ALT 黒川亮氏 2022年よりAWSにてAI/ML事業部プリンシパル事業開発マネージャーとして生成AI、責任あるAIを担当。現職以前は外資IT業界にてNVIDIA GPU搭載ハードウェア/IaaS事業、Watsonを含むData and AIソフトウェア/SaaS事業を牽引。27年間、3500名以上のお客さま、パートナーさまの業務に定着する日本発の世界初AI事例を創出していくため、各国専門家と奔走している。
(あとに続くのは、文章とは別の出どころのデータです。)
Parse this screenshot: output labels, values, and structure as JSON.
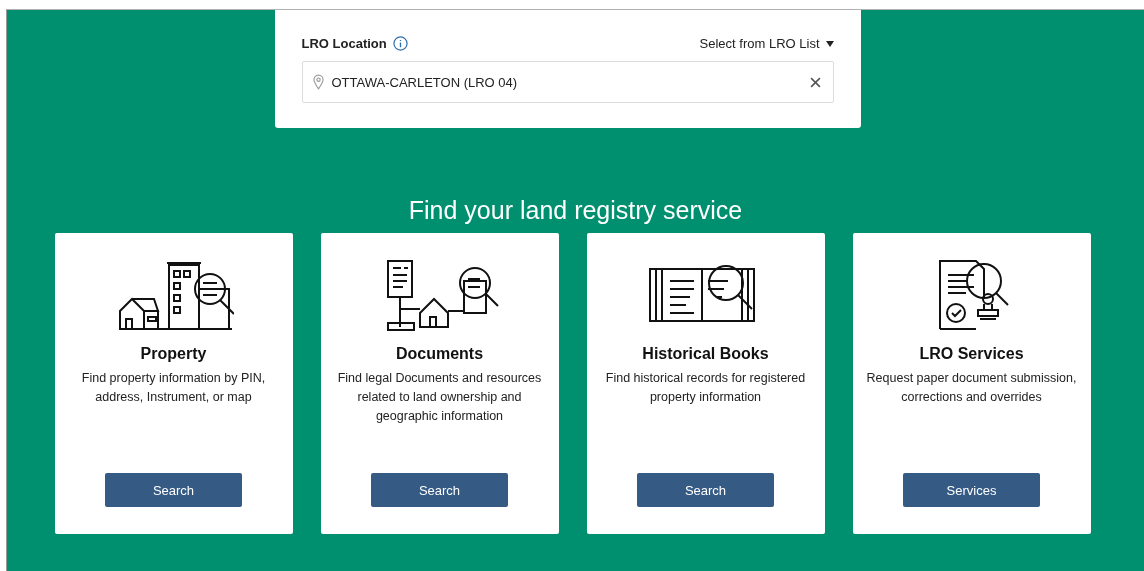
{
  "location": {
    "label": "LRO Location",
    "list_link": "Select from LRO List",
    "value": "OTTAWA-CARLETON (LRO 04)"
  },
  "heading": "Find your land registry service",
  "cards": [
    {
      "kind": "property",
      "title": "Property",
      "description": "Find property information by PIN, address, Instrument, or map",
      "button": "Search"
    },
    {
      "kind": "documents",
      "title": "Documents",
      "description": "Find legal Documents and resources related to land ownership and geographic information",
      "button": "Search"
    },
    {
      "kind": "books",
      "title": "Historical Books",
      "description": "Find historical records for registered property information",
      "button": "Search"
    },
    {
      "kind": "services",
      "title": "LRO Services",
      "description": "Request paper document submission, corrections and overrides",
      "button": "Services"
    }
  ]
}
 生成AIレイヤーの中でも、2017年から統合モデル開発環境として数百のモデルを生み出した実績のある「Amazon SageMaker」は基盤モデル開発企業から高い評価を受けている。一般企業には、ツール層で提供しているAmazon Bedrock(Bedrockは「岩盤」の意)が中心的な役割を果たしており、導入事例も多い。

 まずはAmazon Bedrockでできることを詳しく見ていこう。

ツール層

選べる多彩な基盤モデル 数クリックでカスタマイズ

 Amazon Bedrockの特長としてまず挙げられるのが、多くの基盤モデル(FM)の中から自社に適したものを選択できることだ。

 FMは、言語、画像、音声、表など多様かつ大量のデータを学習した大規模な機械学習モデルのこと。これにファインチューニングを加えるだけで、イチから訓練し直さずともさまざまなタスクに対応できるようになる。なおOpenAIの「ChatGPT」やGoogleの「BERT」などのLLM(大規模言語モデル)はFMに包含される概念で、自然言語処理に特化したものだ。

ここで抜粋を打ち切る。